It has been common practice for a long time in the parallel computing community, to use the Speedup of an algorithm or benchmark as a single figure-of-merit (that Holy Grail again) for judging both computer and algorithmic performance, as though it were an absolute measure of performance. A little thought shows that this practice is, in general, invalid and can lead to very false conclusions. Computers have even been purchased on the basis of high Speedup numbers, by people forgetting to take into account the slow speed of their processors.
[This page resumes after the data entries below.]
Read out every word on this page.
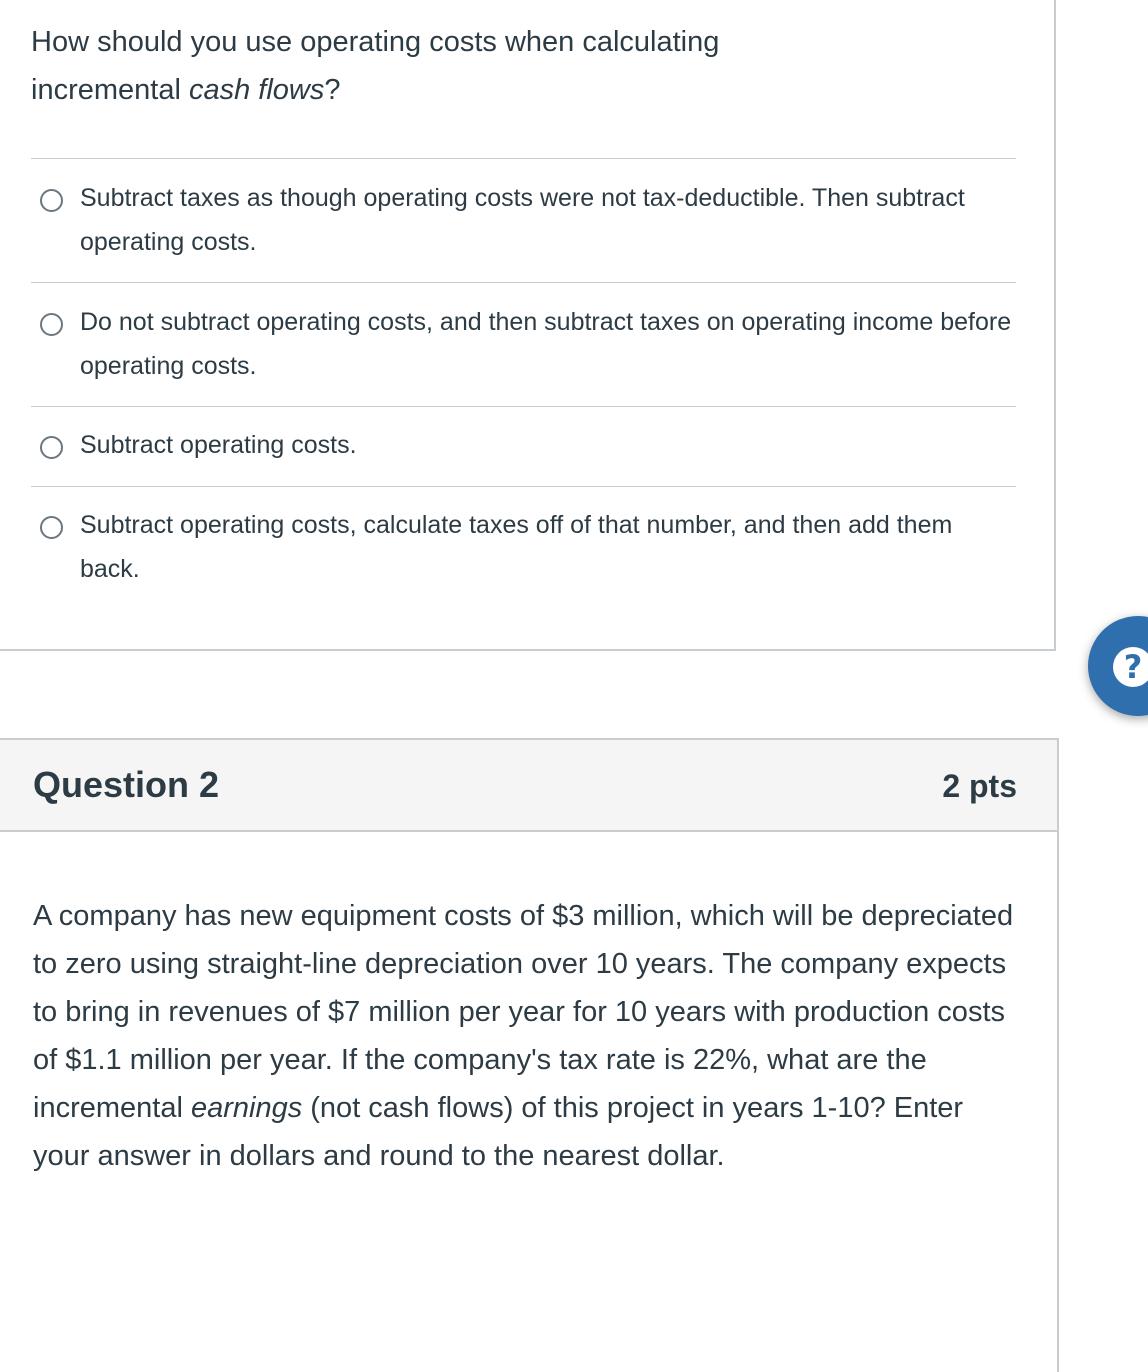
How should you use operating costs when calculating incremental cash flows?
Subtract taxes as though operating costs were not tax-deductible. Then subtract operating costs.
Do not subtract operating costs, and then subtract taxes on operating income before operating costs.
Subtract operating costs.
Subtract operating costs, calculate taxes off of that number, and then add them back.
?
Question 2	2 pts
A company has new equipment costs of $3 million, which will be depreciated to zero using straight-line depreciation over 10 years. The company expects to bring in revenues of $7 million per year for 10 years with production costs of $1.1 million per year. If the company's tax rate is 22%, what are the incremental earnings (not cash flows) of this project in years 1-10? Enter your answer in dollars and round to the nearest dollar.
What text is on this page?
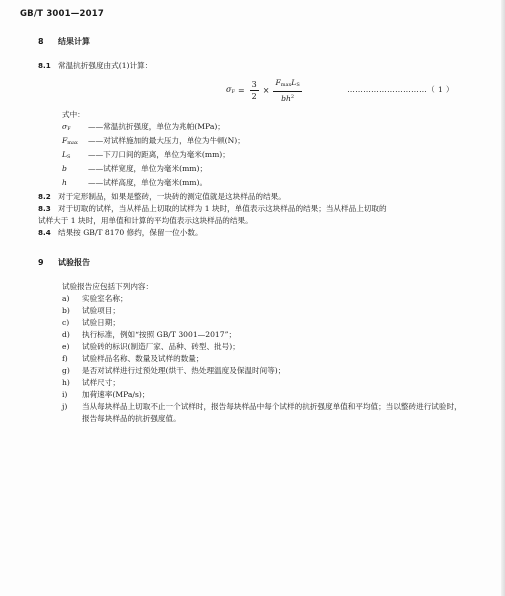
GB/T 3001—2017

8 结果计算

8.1 常温抗折强度由式(1)计算：

$\sigma_F = \frac{3}{2} \times \frac{F_{max}L_S}{bh^2}$	…………………………（ 1 ）

式中：

$\sigma_F$	——常温抗折强度，单位为兆帕(MPa)；
$F_{max}$	——对试样施加的最大压力，单位为牛顿(N)；
$L_S$	——下刀口间的距离，单位为毫米(mm)；
b	——试样宽度，单位为毫米(mm)；
h	——试样高度，单位为毫米(mm)。

8.2 对于定形制品，如果是整砖，一块砖的测定值就是这块样品的结果。

8.3 对于切取的试样，当从样品上切取的试样为 1 块时，单值表示这块样品的结果；当从样品上切取的

试样大于 1 块时，用单值和计算的平均值表示这块样品的结果。

8.4 结果按 GB/T 8170 修约，保留一位小数。

9 试验报告

试验报告应包括下列内容：

a)	实验室名称；
b)	试验项目；
c)	试验日期；
d)	执行标准，例如“按照 GB/T 3001—2017”；
e)	试验砖的标识(制造厂家、品种、砖型、批号)；
f)	试验样品名称、数量及试样的数量；
g)	是否对试样进行过预处理(烘干、热处理温度及保温时间等)；
h)	试样尺寸；
i)	加荷速率(MPa/s)；
j)	当从每块样品上切取不止一个试样时，报告每块样品中每个试样的抗折强度单值和平均值；当以整砖进行试验时，报告每块样品的抗折强度值。
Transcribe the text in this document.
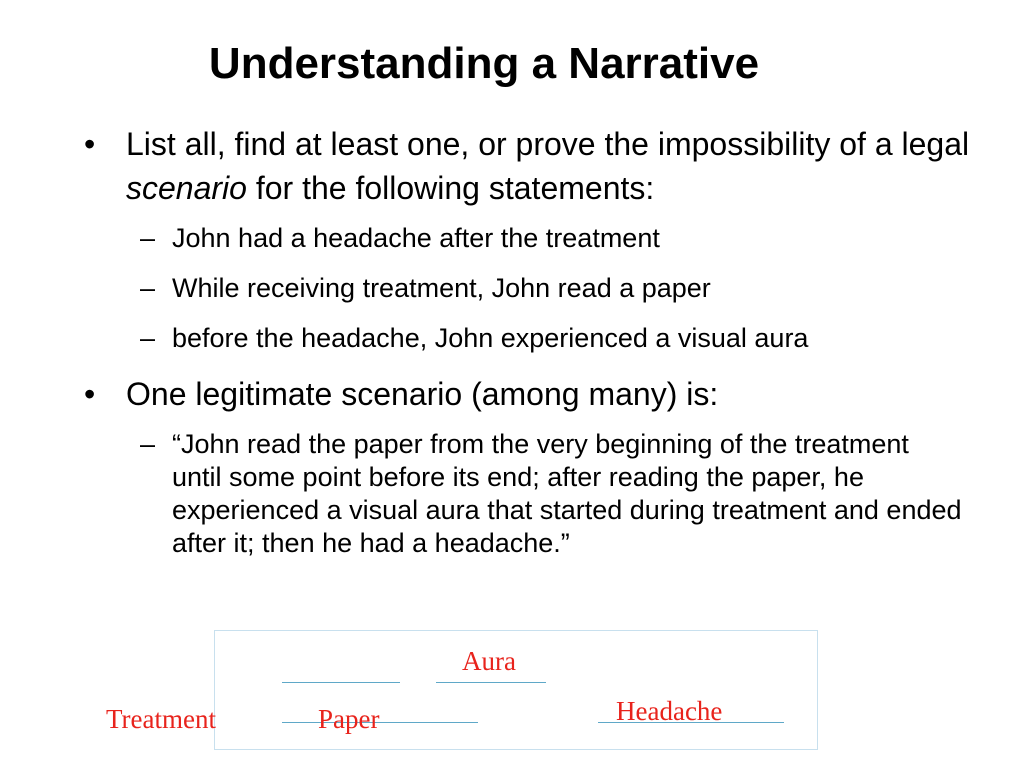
Understanding a Narrative
• List all, find at least one, or prove the impossibility of a legal scenario for the following statements:
– John had a headache after the treatment
– While receiving treatment, John read a paper
– before the headache, John experienced a visual aura
• One legitimate scenario (among many) is:
– “John read the paper from the very beginning of the treatment until some point before its end; after reading the paper, he experienced a visual aura that started during treatment and ended after it; then he had a headache.”
Aura
Headache
Treatment	Paper
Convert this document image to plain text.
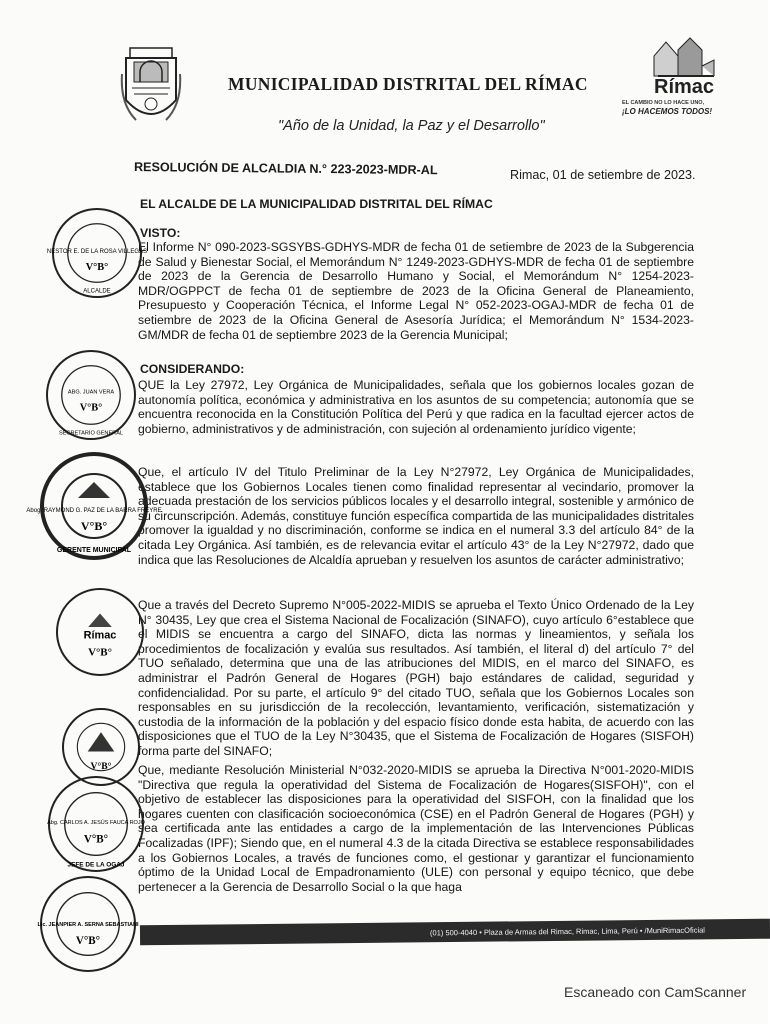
MUNICIPALIDAD DISTRITAL DEL RÍMAC	Rímac
EL CAMBIO NO LO HACE UNO,
¡LO HACEMOS TODOS!
"Año de la Unidad, la Paz y el Desarrollo"
RESOLUCIÓN DE ALCALDIA N.° 223-2023-MDR-AL	Rimac, 01 de setiembre de 2023.
EL ALCALDE DE LA MUNICIPALIDAD DISTRITAL DEL RÍMAC
VISTO:
El Informe N° 090-2023-SGSYBS-GDHYS-MDR de fecha 01 de setiembre de 2023 de la Subgerencia de Salud y Bienestar Social, el Memorándum N° 1249-2023-GDHYS-MDR de fecha 01 de septiembre de 2023 de la Gerencia de Desarrollo Humano y Social, el Memorándum N° 1254-2023-MDR/OGPPCT de fecha 01 de septiembre de 2023 de la Oficina General de Planeamiento, Presupuesto y Cooperación Técnica, el Informe Legal N° 052-2023-OGAJ-MDR de fecha 01 de setiembre de 2023 de la Oficina General de Asesoría Jurídica; el Memorándum N° 1534-2023-GM/MDR de fecha 01 de septiembre 2023 de la Gerencia Municipal;
CONSIDERANDO:
QUE la Ley 27972, Ley Orgánica de Municipalidades, señala que los gobiernos locales gozan de autonomía política, económica y administrativa en los asuntos de su competencia; autonomía que se encuentra reconocida en la Constitución Política del Perú y que radica en la facultad ejercer actos de gobierno, administrativos y de administración, con sujeción al ordenamiento jurídico vigente;
Que, el artículo IV del Titulo Preliminar de la Ley N°27972, Ley Orgánica de Municipalidades, establece que los Gobiernos Locales tienen como finalidad representar al vecindario, promover la adecuada prestación de los servicios públicos locales y el desarrollo integral, sostenible y armónico de su circunscripción. Además, constituye función específica compartida de las municipalidades distritales promover la igualdad y no discriminación, conforme se indica en el numeral 3.3 del artículo 84° de la citada Ley Orgánica. Así también, es de relevancia evitar el artículo 43° de la Ley N°27972, dado que indica que las Resoluciones de Alcaldía aprueban y resuelven los asuntos de carácter administrativo;
Que a través del Decreto Supremo N°005-2022-MIDIS se aprueba el Texto Único Ordenado de la Ley N° 30435, Ley que crea el Sistema Nacional de Focalización (SINAFO), cuyo artículo 6°establece que el MIDIS se encuentra a cargo del SINAFO, dicta las normas y lineamientos, y señala los procedimientos de focalización y evalúa sus resultados. Así también, el literal d) del artículo 7° del TUO señalado, determina que una de las atribuciones del MIDIS, en el marco del SINAFO, es administrar el Padrón General de Hogares (PGH) bajo estándares de calidad, seguridad y confidencialidad. Por su parte, el artículo 9° del citado TUO, señala que los Gobiernos Locales son responsables en su jurisdicción de la recolección, levantamiento, verificación, sistematización y custodia de la información de la población y del espacio físico donde esta habita, de acuerdo con las disposiciones que el TUO de la Ley N°30435, que el Sistema de Focalización de Hogares (SISFOH) forma parte del SINAFO;
Que, mediante Resolución Ministerial N°032-2020-MIDIS se aprueba la Directiva N°001-2020-MIDIS "Directiva que regula la operatividad del Sistema de Focalización de Hogares(SISFOH)", con el objetivo de establecer las disposiciones para la operatividad del SISFOH, con la finalidad que los hogares cuenten con clasificación socioeconómica (CSE) en el Padrón General de Hogares (PGH) y sea certificada ante las entidades a cargo de la implementación de las Intervenciones Públicas Focalizadas (IPF); Siendo que, en el numeral 4.3 de la citada Directiva se establece responsabilidades a los Gobiernos Locales, a través de funciones como, el gestionar y garantizar el funcionamiento óptimo de la Unidad Local de Empadronamiento (ULE) con personal y equipo técnico, que debe pertenecer a la Gerencia de Desarrollo Social o la que haga
NESTOR E. DE LA ROSA VILLEGAS
V°B°
ALCALDE
ABG. JUAN VERA
V°B°
SECRETARÍO GENERAL
Abog. RAYMOND G. PAZ DE LA BARRA FREYRE
V°B°
GERENTE MUNICIPAL
Rímac
V°B°
V°B°
Abg. CARLOS A. JESÚS FAUCA ROJO
V°B°
JEFE DE LA OGAJ
Lic. JEANPIER A. SERNA SEBASTIANI
V°B°
(01) 500-4040 • Plaza de Armas del Rimac, Rimac, Lima, Perú • /MuniRimacOficial
Escaneado con CamScanner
It is also common experience that you can always obtain good scaling behaviour or speedup if one uses slow enough processors, and that obtaining good speedup with fast processors is difficult. In other words to look at Speedup in isolation without taking into account the speed of the processors is unrealistic and pointless. For this reason the Parkbench committee came out strongly against the use of the Speedup metric in reporting benchmark results, as is seen in the following paragraph taken from the report. This is followed by a paragraph (not in the report) discussing the use of Speedup to compare algorithms. Interestingly, Speedup does appear in the theory of scaling presented in Chapter-4 as the natural and correct way to define "dimensionless performance". The fact that the word "dimensionless" is used reinforces the fact that Speedup is not an absolute measure, and cannot correctly be used as one.
2.6.1
Speedup and Efficiency
"Parallel speedup" is a popular metric that has been used for many years in the study of parallel computer performance. However, its definition is open to ambiguity and misuse because it always begs the question "speedup over what?"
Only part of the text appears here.